Olga Yashkova, an analyst with International Data Corporation, says that because there is a shortage of GPUs, many companies stockpile the chips in anticipation of an eventual need, leaving a massive amount of computing power idle. Akash and similar networks allow enterprises to monetize this idle hardware while giving users a cheaper option.

Akash Network works like this: people with spare computing resources list them on the network. Those who need power—say, to train a machine learning model or run a website—submit a request. The providers bid. The lowest bidder wins. Everything is transparent, automated, and public. It’s not quite a flea market, but it’s not Costco either. It’s something older. A bazaar. A place where strangers trade trust for utility.

What’s remarkable is that it works.
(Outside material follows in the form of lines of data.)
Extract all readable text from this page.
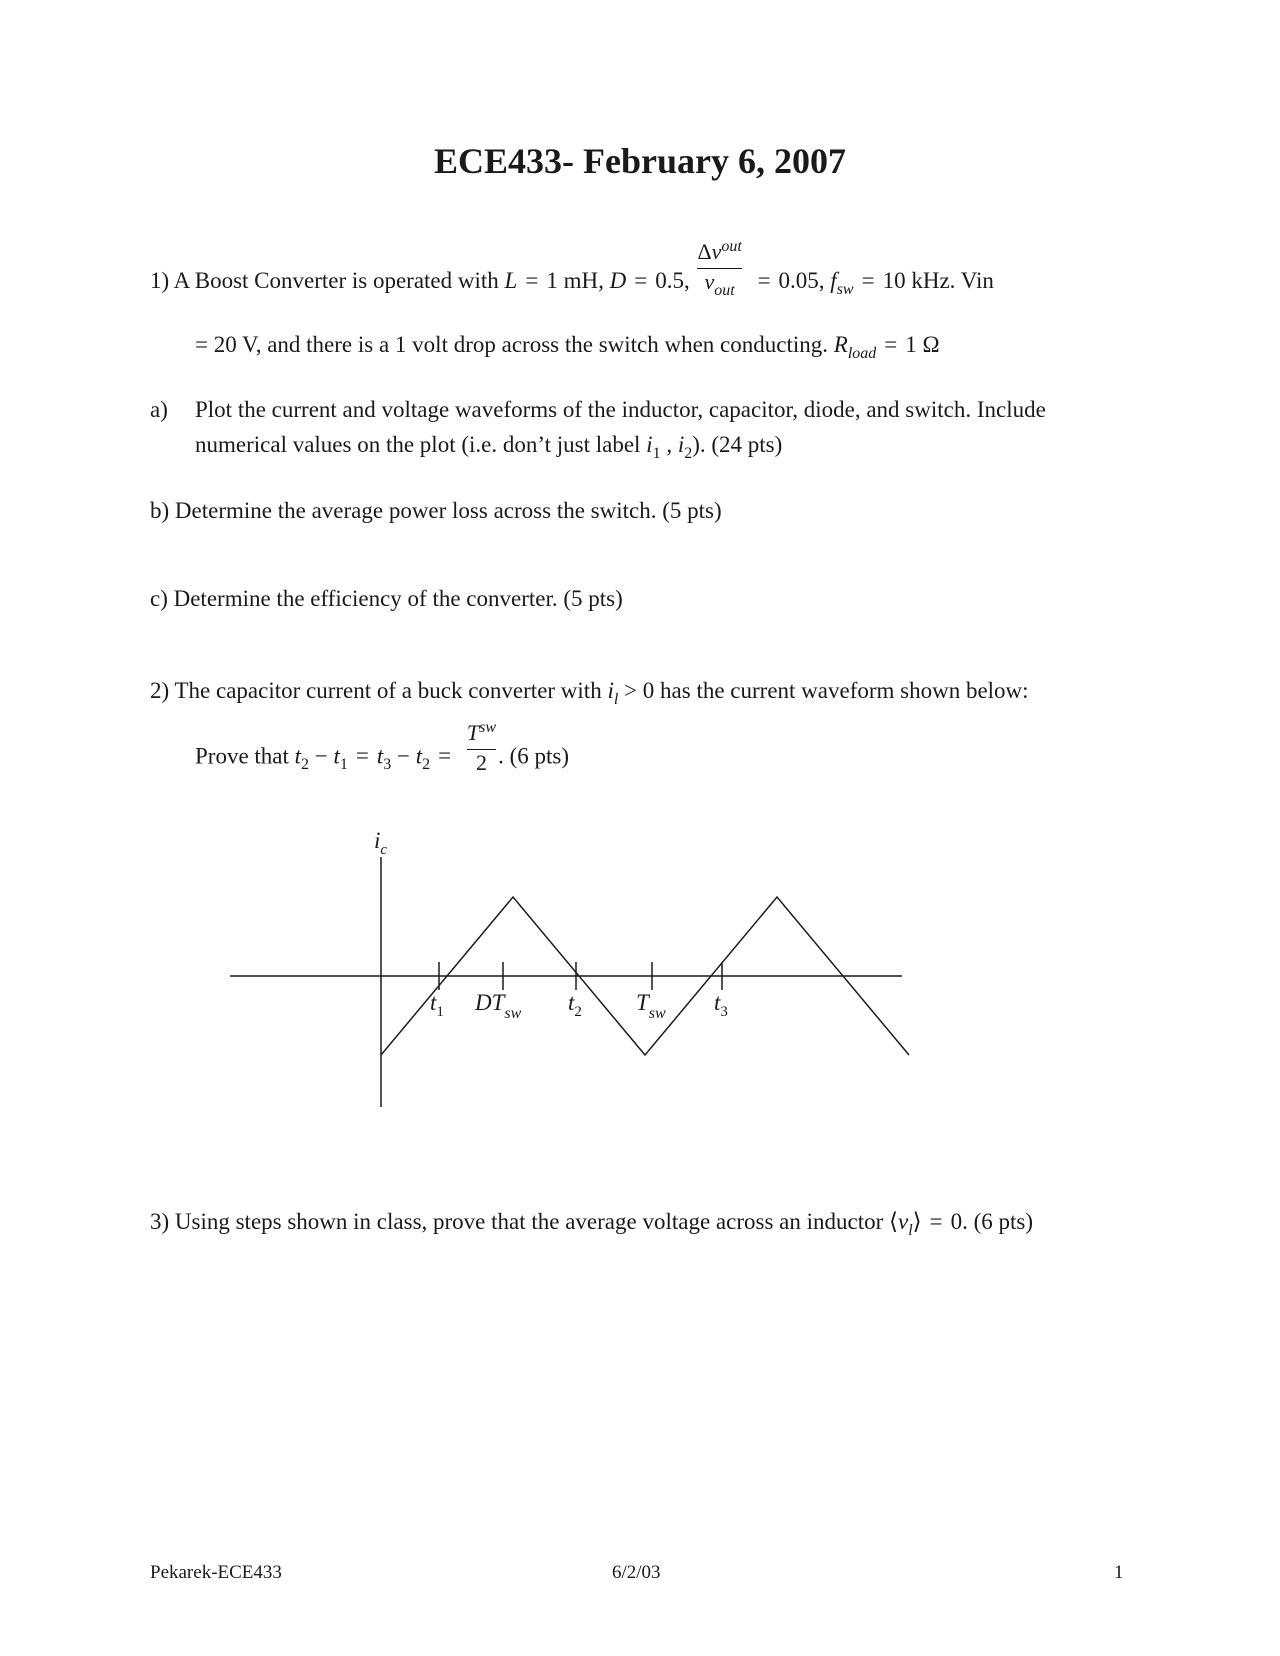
ECE433- February 6, 2007
1) A Boost Converter is operated with L = 1 mH, D = 0.5, $\frac{\Delta v^{out}}{v_{out}} = 0.05$, $f_{sw} = 10$ kHz. Vin
= 20 V, and there is a 1 volt drop across the switch when conducting. $R_{load} = 1$ Ω
a) Plot the current and voltage waveforms of the inductor, capacitor, diode, and switch. Include
numerical values on the plot (i.e. don’t just label $i_1$ , $i_2$). (24 pts)
b) Determine the average power loss across the switch. (5 pts)
c) Determine the efficiency of the converter. (5 pts)
2) The capacitor current of a buck converter with $i_l > 0$ has the current waveform shown below:
Prove that $t_2 - t_1 = t_3 - t_2 = \frac{T^{sw}}{2}$ . (6 pts)
$i_c$
$t_1$ $DT_{sw}$ $t_2$ $T_{sw}$ $t_3$
3) Using steps shown in class, prove that the average voltage across an inductor $⟨v_l⟩ = 0$. (6 pts)
Pekarek-ECE433	6/2/03	1
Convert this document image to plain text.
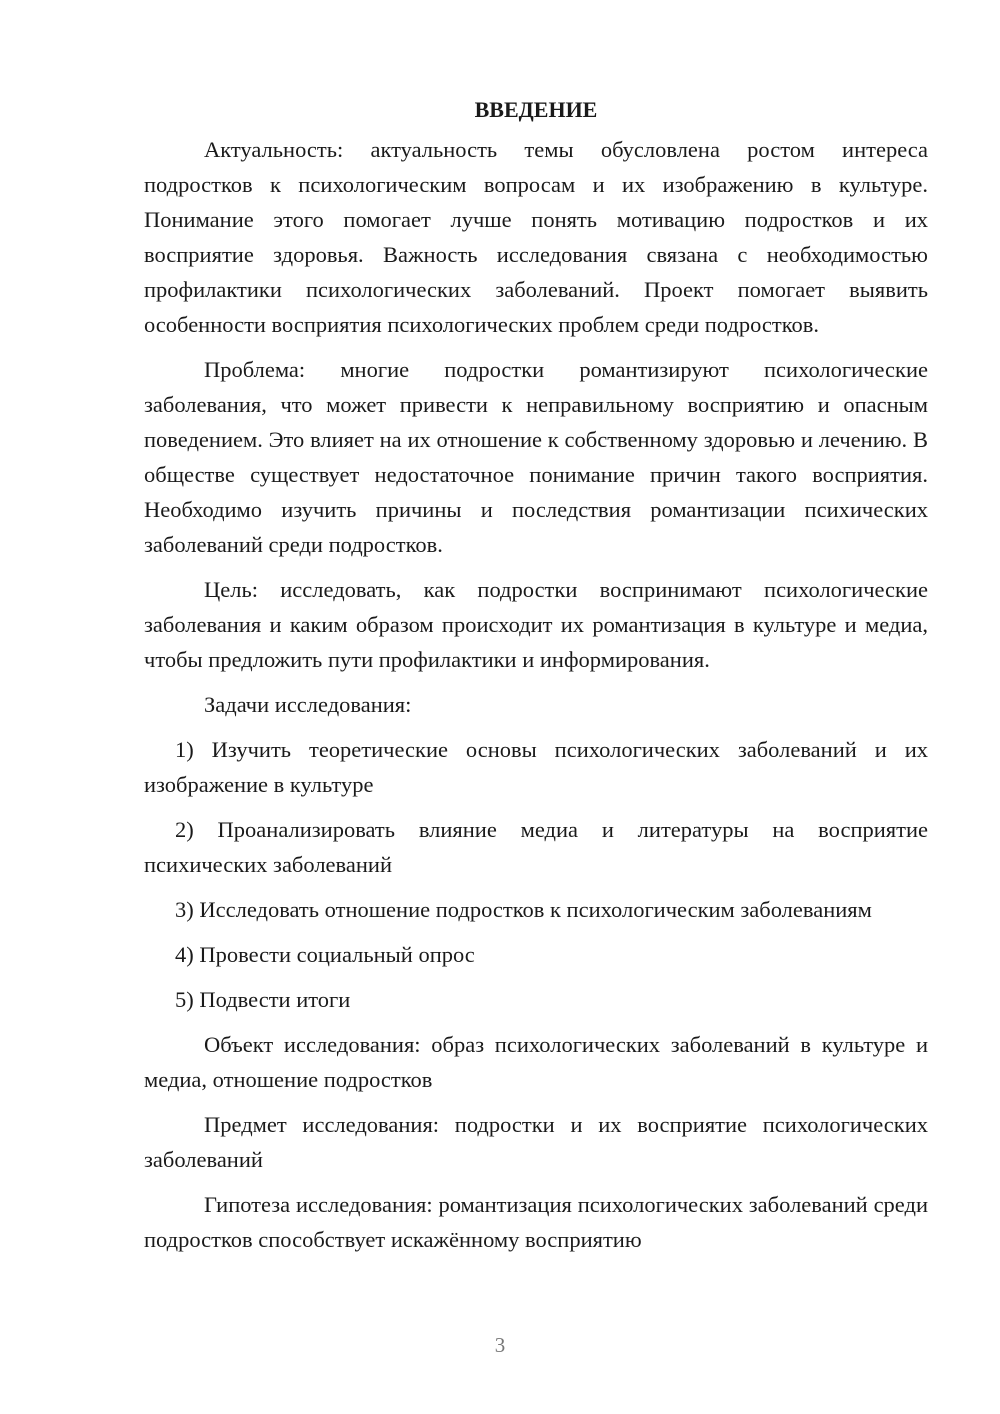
ВВЕДЕНИЕ
Актуальность: актуальность темы обусловлена ростом интереса подростков к психологическим вопросам и их изображению в культуре. Понимание этого помогает лучше понять мотивацию подростков и их восприятие здоровья. Важность исследования связана с необходимостью профилактики психологических заболеваний. Проект помогает выявить особенности восприятия психологических проблем среди подростков.
Проблема: многие подростки романтизируют психологические заболевания, что может привести к неправильному восприятию и опасным поведением. Это влияет на их отношение к собственному здоровью и лечению. В обществе существует недостаточное понимание причин такого восприятия. Необходимо изучить причины и последствия романтизации психических заболеваний среди подростков.
Цель: исследовать, как подростки воспринимают психологические заболевания и каким образом происходит их романтизация в культуре и медиа, чтобы предложить пути профилактики и информирования.
Задачи исследования:
1) Изучить теоретические основы психологических заболеваний и их изображение в культуре
2) Проанализировать влияние медиа и литературы на восприятие психических заболеваний
3) Исследовать отношение подростков к психологическим заболеваниям
4) Провести социальный опрос
5) Подвести итоги
Объект исследования: образ психологических заболеваний в культуре и медиа, отношение подростков
Предмет исследования: подростки и их восприятие психологических заболеваний
Гипотеза исследования: романтизация психологических заболеваний среди подростков способствует искажённому восприятию
3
The GPUs on Akash run at a fraction of AWS’s cost and sell out in minutes. Nvidia, among others, uses the platform.

But what makes this compelling isn’t just the cost advantage. It’s what it represents.

The Physics of Decentralization

Historically, revolutions in computing have followed a pendulum swing between centralization and decentralization. The mainframe gave way to the personal computer. The PC gave way to the cloud. And now, just maybe, the cloud is swinging back.

InFlux Technologies, Spheron Network, and Render Network offer similar services. Distributive, a Canadian startup, slices computing tasks into tiny fragments and spreads them across idle devices. CPUcoin pays you to rent out your processor. Exabits uses underutilized gaming GPUs to simulate enterprise-grade performance. What sets Akash Network apart, according to analyst Yashkova, is its focus on serving enterprises as opposed to developers.

In each of these models, the assumption is that power—literal computing power—shouldn’t reside in a few megastructures outside Phoenix or Helsinki. It should be everywhere. Ubiquitous. Like oxygen or asphalt.

Osuri is fond of the idea of “sovereign AI.” He imagines a future where your child’s baby monitor doesn’t send footage to an AWS data lake but instead runs on a secure chip cluster in your garage. The AI lives with you, learns your routines, protects your privacy. “You wouldn’t trust your therapist to Amazon,” he says. “Why would you trust your AI?”

This is not paranoia. It’s architecture. And like any good architecture, it’s grounded in physics: latency, bandwidth, energy.

Because here’s the thing, no one likes to talk about: the cloud is running out of energy.

A Bottleneck No One Can Code Around

Building a hyperscale data center requires two ingredients: electricity and water. Lots of both. But the American grid is aging. Our nuclear plants are maxed out. Hyperscale data center operators–including major tech companies–are facing increasing challenges securing sufficient power for new facilities, with requests for 60–90 MW or more becoming common and sometimes difficult to fulfill.

That’s why these companies are betting on smaller, distributed data centers—modular pods that can be solar-powered, cooled efficiently, and deployed closer to where the data lives.

Why This Matters

What Osuri and his cohort are proposing is not merely a technical fix. It is a reimagining of how value flows through the digital world. In their model, computing is not a product you rent from a corporation. It’s a utility you exchange with your neighbors.

It’s easy to miss the significance of this, because the change is happening in background processes and backend protocols. But like most technological shifts, it starts in obscure places—garage startups, anonymous Discord forums, GitHub pull requests. And then, suddenly, it’s everywhere.

We talk a lot about AI today. But perhaps the real story isn’t the intelligence. It’s the infrastructure. Before we can build smarter machines, we may need to build a smarter cloud.

And maybe, just maybe, the cloud needs to come back down to earth.